Hay un tipo de desamor que desconcierta especialmente. No es el que llega después de años compartidos. No es el que deja recuerdos claros, fotos, aniversarios. Es otro.
Es el desamor de lo que “casi fue”.
Un vínculo que parecía empezar. Una ilusión que tomó forma rápido. Una conexión intensa… y, de pronto, algo se enfría. No hay ruptura formal. No hay escena final.
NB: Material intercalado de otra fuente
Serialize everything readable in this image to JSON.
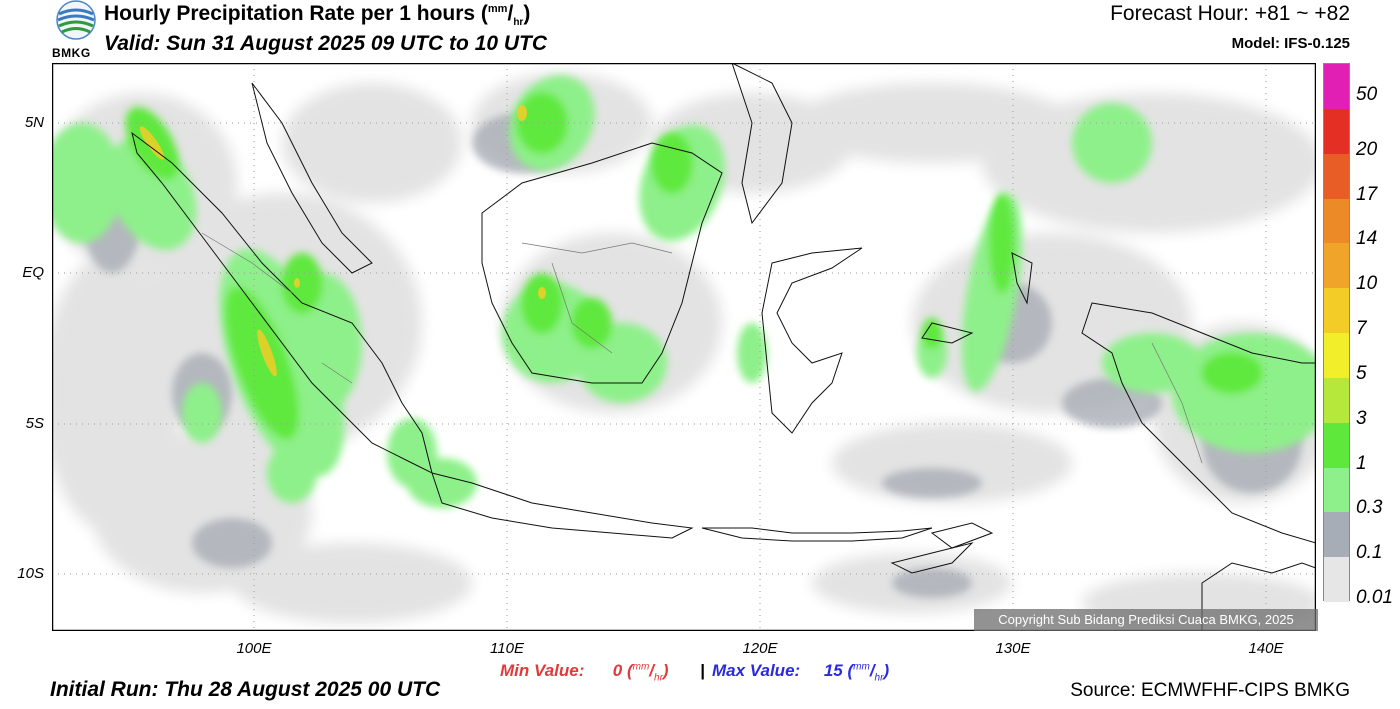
{
  "header": {
    "title_main": "Hourly Precipitation Rate per 1 hours (",
    "unit_num": "mm",
    "unit_den": "hr",
    "title_close": ")",
    "valid": "Valid: Sun 31 August 2025 09 UTC to 10 UTC",
    "forecast_hour": "Forecast Hour: +81 ~ +82",
    "model": "Model: IFS-0.125",
    "logo_text": "BMKG"
  },
  "map": {
    "lat_labels": [
      "5N",
      "EQ",
      "5S",
      "10S"
    ],
    "lon_labels": [
      "100E",
      "110E",
      "120E",
      "130E",
      "140E"
    ],
    "lat_values": [
      5,
      0,
      -5,
      -10
    ],
    "lon_values": [
      100,
      110,
      120,
      130,
      140
    ],
    "extent": {
      "lon_min": 92,
      "lon_max": 142,
      "lat_min": -12,
      "lat_max": 7
    }
  },
  "colorbar": {
    "labels": [
      "50",
      "20",
      "17",
      "14",
      "10",
      "7",
      "5",
      "3",
      "1",
      "0.3",
      "0.1",
      "0.01"
    ],
    "colors": [
      "#e21fb5",
      "#e43024",
      "#e85d26",
      "#ec8a27",
      "#f0a42a",
      "#f3cc28",
      "#f2ef2a",
      "#b5e83a",
      "#5ee83c",
      "#8ef08a",
      "#a7adb6",
      "#e6e6e6"
    ]
  },
  "copyright": "Copyright Sub Bidang Prediksi Cuaca BMKG, 2025",
  "stats": {
    "min_label": "Min Value:",
    "min_value": "0",
    "sep": "|",
    "max_label": "Max Value:",
    "max_value": "15",
    "unit_num": "mm",
    "unit_den": "hr",
    "min_color": "#e23a3a",
    "max_color": "#2a2ae0"
  },
  "footer": {
    "initial_run": "Initial Run: Thu 28 August 2025 00 UTC",
    "source": "Source: ECMWFHF-CIPS BMKG"
  }
}
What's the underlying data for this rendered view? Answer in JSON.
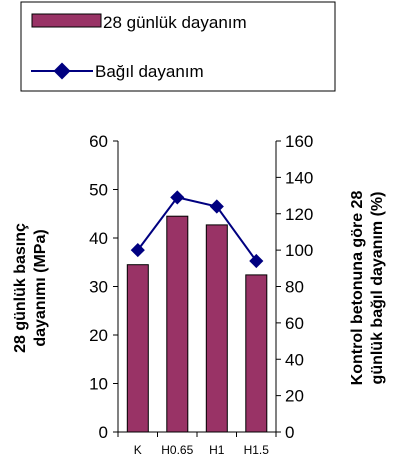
{
  "chart_data": {
    "type": "bar",
    "categories": [
      "K",
      "H0.65",
      "H1",
      "H1.5"
    ],
    "series": [
      {
        "name": "28 günlük dayanım",
        "kind": "bar",
        "axis": "left",
        "values": [
          34.5,
          44.5,
          42.7,
          32.4
        ],
        "color": "#993366"
      },
      {
        "name": "Bağıl dayanım",
        "kind": "line",
        "axis": "right",
        "values": [
          100,
          129,
          124,
          94
        ],
        "color": "#000080"
      }
    ],
    "ylabel": "28 günlük basınç\ndayanımı (MPa)",
    "y2label": "Kontrol betonuna göre 28\ngünlük bağıl dayanım (%)",
    "ylim": [
      0,
      60
    ],
    "y2lim": [
      0,
      160
    ],
    "yticks": [
      0,
      10,
      20,
      30,
      40,
      50,
      60
    ],
    "y2ticks": [
      0,
      20,
      40,
      60,
      80,
      100,
      120,
      140,
      160
    ],
    "grid": false,
    "legend_position": "top"
  }
}
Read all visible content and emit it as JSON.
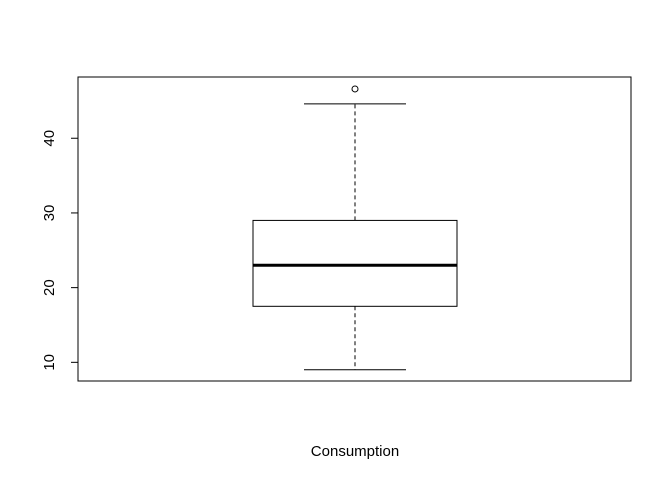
{
  "chart_data": {
    "type": "boxplot",
    "title": "",
    "xlabel": "Consumption",
    "ylabel": "",
    "ylim": [
      7.5,
      48.2
    ],
    "y_ticks": [
      10,
      20,
      30,
      40
    ],
    "grid": false,
    "legend": "none",
    "boxes": [
      {
        "whisker_low": 9.0,
        "q1": 17.5,
        "median": 23.0,
        "q3": 29.0,
        "whisker_high": 44.6,
        "outliers": [
          46.6
        ]
      }
    ],
    "colors": {
      "stroke": "#000000",
      "fill": "#ffffff"
    }
  }
}
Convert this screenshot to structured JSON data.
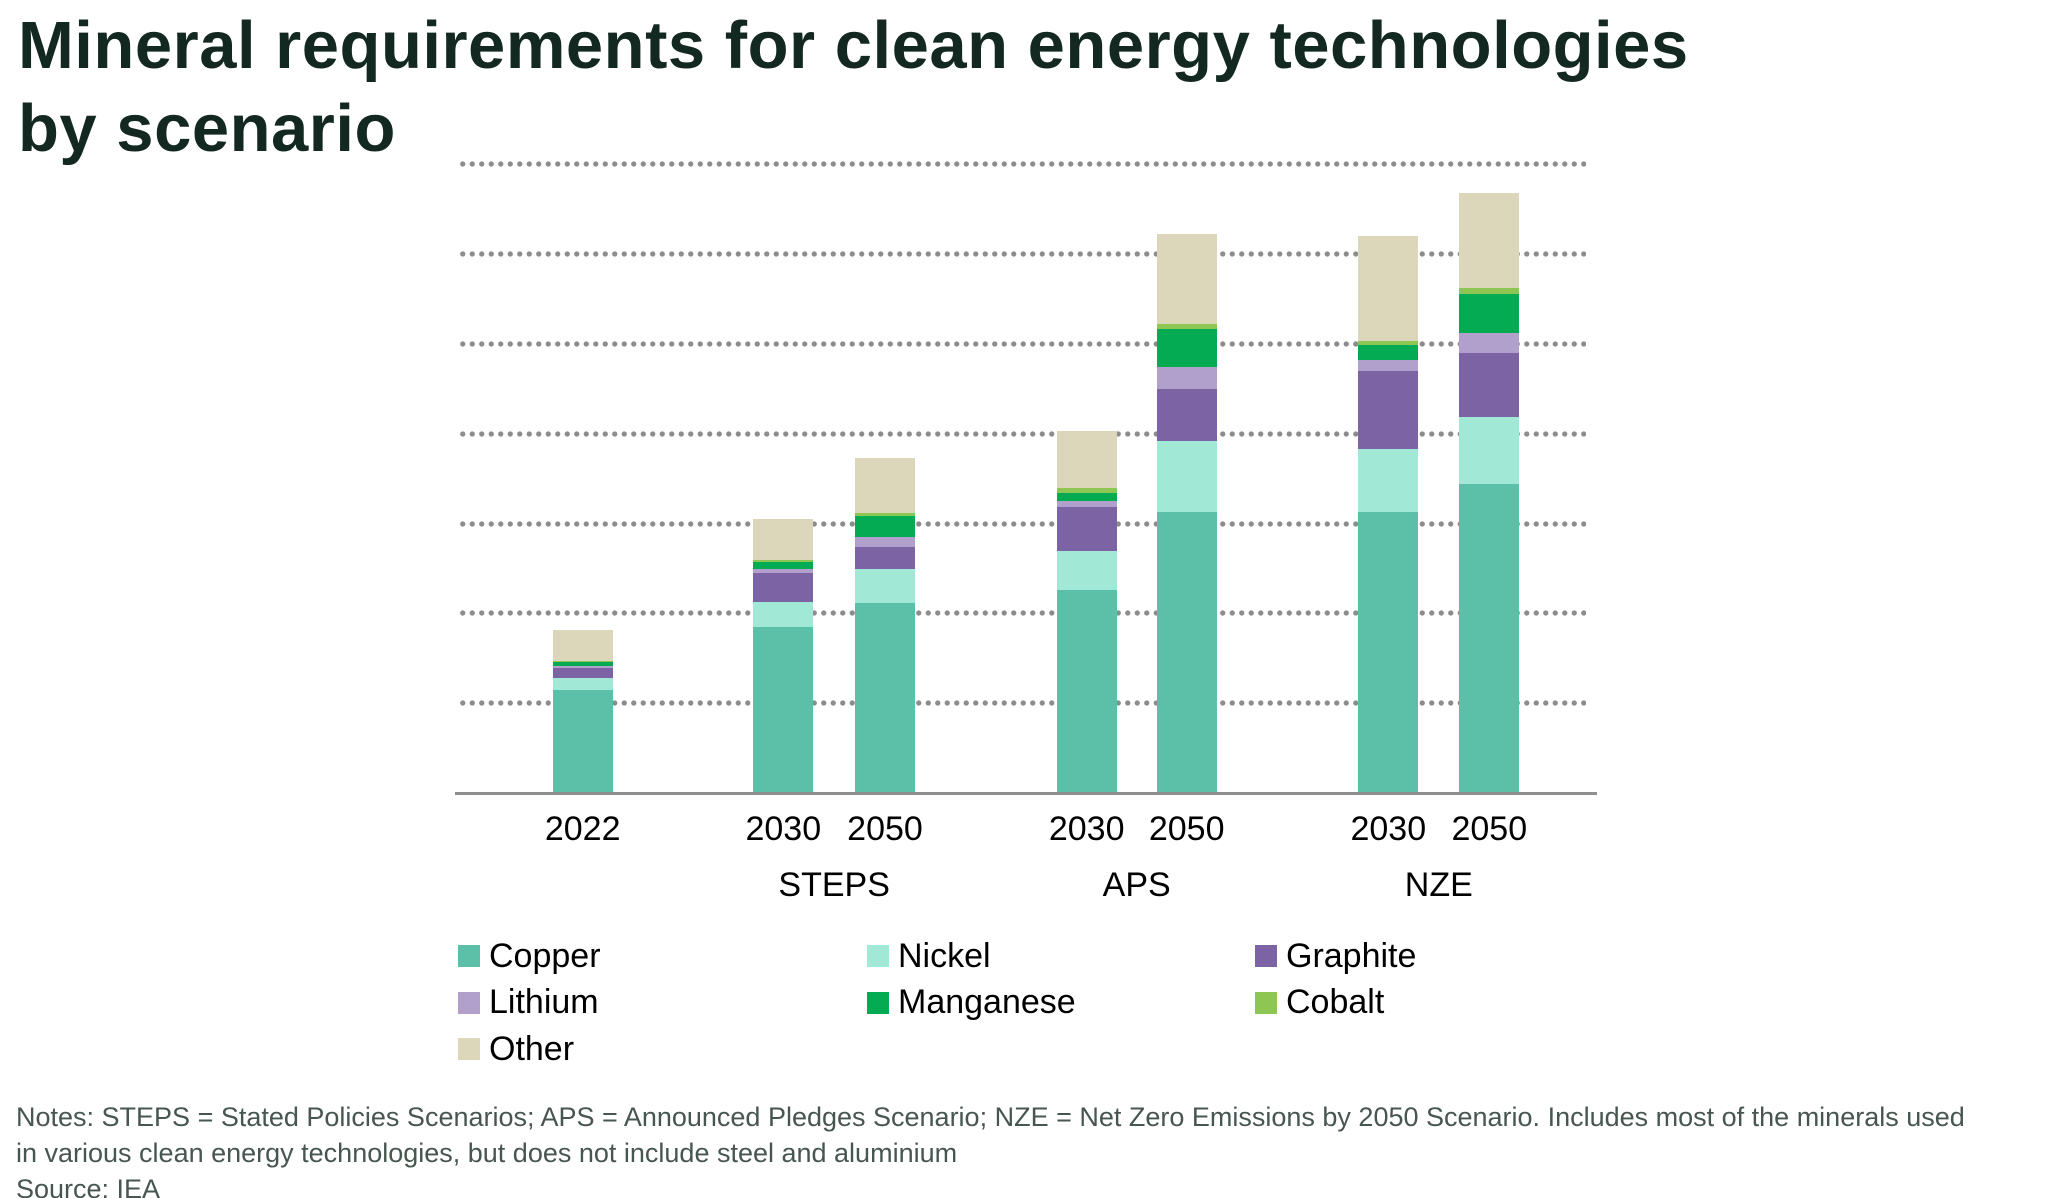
{
  "title": {
    "line1": "Mineral requirements for clean energy technologies",
    "line2": "by scenario"
  },
  "chart_data": {
    "type": "bar",
    "subtype": "stacked",
    "title": "Mineral requirements for clean energy technologies by scenario",
    "xlabel": "",
    "ylabel": "",
    "y_axis_labels_visible": false,
    "ylim": [
      0,
      7
    ],
    "grid": "7 dotted horizontal gridlines, solid x-axis baseline",
    "legend_position": "bottom",
    "value_unit": "relative gridline units (chart shows no numeric axis)",
    "stack_order_bottom_to_top": [
      "Copper",
      "Nickel",
      "Graphite",
      "Lithium",
      "Manganese",
      "Cobalt",
      "Other"
    ],
    "series": [
      {
        "name": "Copper",
        "color": "#5cc0a9",
        "values": [
          1.15,
          1.845,
          2.12,
          2.26,
          3.125,
          3.125,
          3.44
        ]
      },
      {
        "name": "Nickel",
        "color": "#a2e8d6",
        "values": [
          0.13,
          0.28,
          0.375,
          0.43,
          0.8,
          0.705,
          0.75
        ]
      },
      {
        "name": "Graphite",
        "color": "#7b63a4",
        "values": [
          0.11,
          0.33,
          0.25,
          0.49,
          0.57,
          0.865,
          0.71
        ]
      },
      {
        "name": "Lithium",
        "color": "#b1a0cb",
        "values": [
          0.02,
          0.045,
          0.11,
          0.07,
          0.25,
          0.13,
          0.22
        ]
      },
      {
        "name": "Manganese",
        "color": "#05ab52",
        "values": [
          0.045,
          0.075,
          0.23,
          0.086,
          0.42,
          0.167,
          0.44
        ]
      },
      {
        "name": "Cobalt",
        "color": "#8dc653",
        "values": [
          0.02,
          0.02,
          0.037,
          0.056,
          0.063,
          0.037,
          0.067
        ]
      },
      {
        "name": "Other",
        "color": "#dcd6ba",
        "values": [
          0.345,
          0.46,
          0.61,
          0.64,
          0.995,
          1.17,
          1.05
        ]
      }
    ],
    "categories": [
      "2022",
      "2030",
      "2050",
      "2030",
      "2050",
      "2030",
      "2050"
    ],
    "groups": [
      {
        "label": "",
        "bar_indexes": [
          0
        ]
      },
      {
        "label": "STEPS",
        "bar_indexes": [
          1,
          2
        ]
      },
      {
        "label": "APS",
        "bar_indexes": [
          3,
          4
        ]
      },
      {
        "label": "NZE",
        "bar_indexes": [
          5,
          6
        ]
      }
    ]
  },
  "legend": {
    "items": [
      {
        "label": "Copper",
        "color": "#5cc0a9"
      },
      {
        "label": "Nickel",
        "color": "#a2e8d6"
      },
      {
        "label": "Graphite",
        "color": "#7b63a4"
      },
      {
        "label": "Lithium",
        "color": "#b1a0cb"
      },
      {
        "label": "Manganese",
        "color": "#05ab52"
      },
      {
        "label": "Cobalt",
        "color": "#8dc653"
      },
      {
        "label": "Other",
        "color": "#dcd6ba"
      }
    ]
  },
  "notes": {
    "line1": "Notes: STEPS = Stated Policies Scenarios; APS = Announced Pledges Scenario; NZE = Net Zero Emissions by 2050 Scenario. Includes most of the minerals used",
    "line2": "in various clean energy technologies, but does not include steel and aluminium",
    "source": "Source: IEA"
  },
  "colors": {
    "title_text": "#142822",
    "axis_labels": "#000000",
    "gridline_dots": "#8c8c8c",
    "axis_line": "#8f8f8f",
    "notes_text": "#47564f",
    "background": "#ffffff"
  }
}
Simplemente no termina de comenzar.
Y entonces aparece una pregunta difícil: ¿qué se hace con algo que no llegó a existir del todo?
Antes, el desamor solía explicarse con cierta claridad: uno quería más que el otro. Hoy muchas historias no se rompen; se diluyen. No se dice “no quiero”, pero tampoco se apuesta del todo. ¿Qué está pasando ahí?
Tal vez tenga que ver con la forma actual de vincularnos. Para que un amor se concrete hacen falta tiempo y cierta decisión. Hace falta dejar de estar disponibles para todos los demás. Y eso, en una cultura donde siempre parece haber otra opción mejor esperando, no es sencillo.
Estar con alguien implica, en algún punto, renunciar a la fantasía de que podría aparecer alguien “más adecuado”. ¿Estamos dispuestos a hacerlo?
El duelo de lo que no fue
Cuando una relación termina, hay algo que elaborar: una historia compartida. Pero cuando algo no llega a empezar, el duelo se vuelve más confuso.
¿Cómo despedirse de una promesa?
Duele porque queda abierta la hipótesis: “podría haber sido”. Y a veces esa hipótesis pesa más que una historia real. Se intenta entender qué faltó, qué sobró, qué se hizo mal. Sin embargo, quizá la pregunta no sea solo qué ocurrió, sino por qué no pudo sostenerse.
Hay despedidas que no se hacen. Y sin despedida, no hay duelo posible.
Amar después del enamoramiento
No amamos igual a los 20 que después de haber amado.
En el enamoramiento juvenil suele haber intensidad, idealización, proyección. Mucha emoción. Con el tiempo, la pregunta cambia. Ya no es solo “¿me deslumbra?”, sino también “¿es confiable?”, “¿podremos atravesar un desencuentro?”, “¿puedo ser yo sin tanta actuación?”.
A veces, en la vida adulta, el amor empieza con menos épica y más realidad. Con dudas incluso. Y eso no necesariamente lo vuelve más pobre. Puede volverlo más verdadero.
Sin embargo, muchas personas siguen esperando sentir lo mismo que en sus primeras experiencias amorosas. Y si no aparece esa intensidad, concluyen que no es suficiente. ¿Será que estamos midiendo los vínculos actuales con una vara que ya no corresponde?
Aprender a soltar
Sobrevivir al desamor —especialmente al que no llegó a realizarse— implica atravesar algo incómodo: reconocer que no todo depende de uno.
Aceptar un límite no es lo mismo que sentirse impotente. Es poder decir: hasta aquí llegó. Y dejar de retener, aunque duela.
A veces quedarse aferrado a lo que no fue es una forma de no aceptar que el otro no eligió. Y esa aceptación toca algo profundo: no somos omnipotentes en el amor.
Tal vez la pregunta no sea solo cómo superar a alguien, sino algo más amplio:
¿Cómo me acerco al otro o la otra?
¿Desde qué expectativas?
¿Con qué temores?
Y sobre todo: ¿estoy dispuesto a sostener un vínculo real, con sus límites, o prefiero la fantasía de lo que podría haber sido?